In my opinion, this once-in-human-history event does not invalidate the
principle Vygotsky was elaborating. Just like every attempt to say what
distinguishes the human being from the animal seems to be faulted by the
latest clip from YouTube, all such absolute claims are almost bound to
fail at some point. But the principle, illustrated by the fact that
children growing up in Russia speak Russian and understand the meaning
of perezhivanie whereas we don't, etc., is hardly faulted by NSL.
The other thing that Mike suggests is that the principle of the ideal
being present in the environment carries with it the negation of the
idea of the social formation itself being subject to continuous change.
Again, I think Vygotsky just takes this as outside the concerns of
Psychology. His essay on Socialist Man
that in fact he saw the psychology of people as primarily determined by
the social formation of which they were a part and he saw that social
formation as evolving. He was of course a modern, albeit I suspect a
modern with a considerable capacity for irony.
Now, this raises the difficult question of what Vygotsky may have meant
by "ideal." Or, what he thought is a mystery, but what should *we*
understand by ideality? It is well known that Vygotsky was surrounded by
a number of fellows who were aficionados of Hegelianism, even if
Vygotsky himself had never studied Hegel, so it is fair to suggest that
the Hegelian concept of the Ideal is relevant in this context, of
reconciling "ideal" as the norm in a given social formation and "ideal"

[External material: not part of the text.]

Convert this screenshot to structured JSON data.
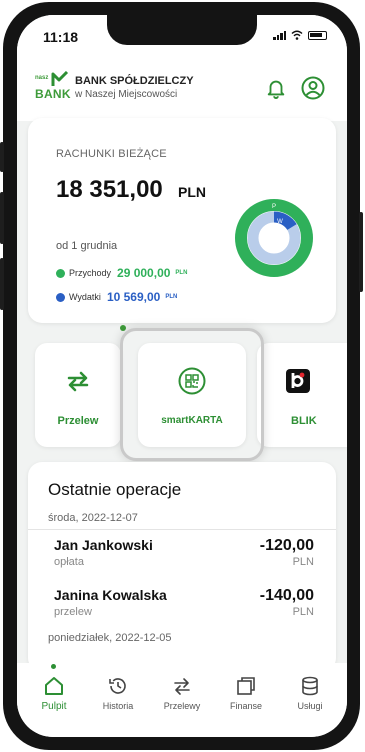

as the notion of infinite, historical perfectability. For Hegel,
"ideality" expresses both these principles; that is, that any relation
contains within it a "gap" which makes it open to perfectability, and
that "gap" is ever present, and its existence expresses what Hegel calls
The Idea, that is to say, the ever-unfolding spirit of human freedom.
Etc. It only requires that the Idea is present for any relation to be
mutable. This is deep and challenging philosophical stuff which we don't
really need, if we can just accept that "the ideal" does not mean
something fixed and final, just an evolving norm: ever-shifting goal posts.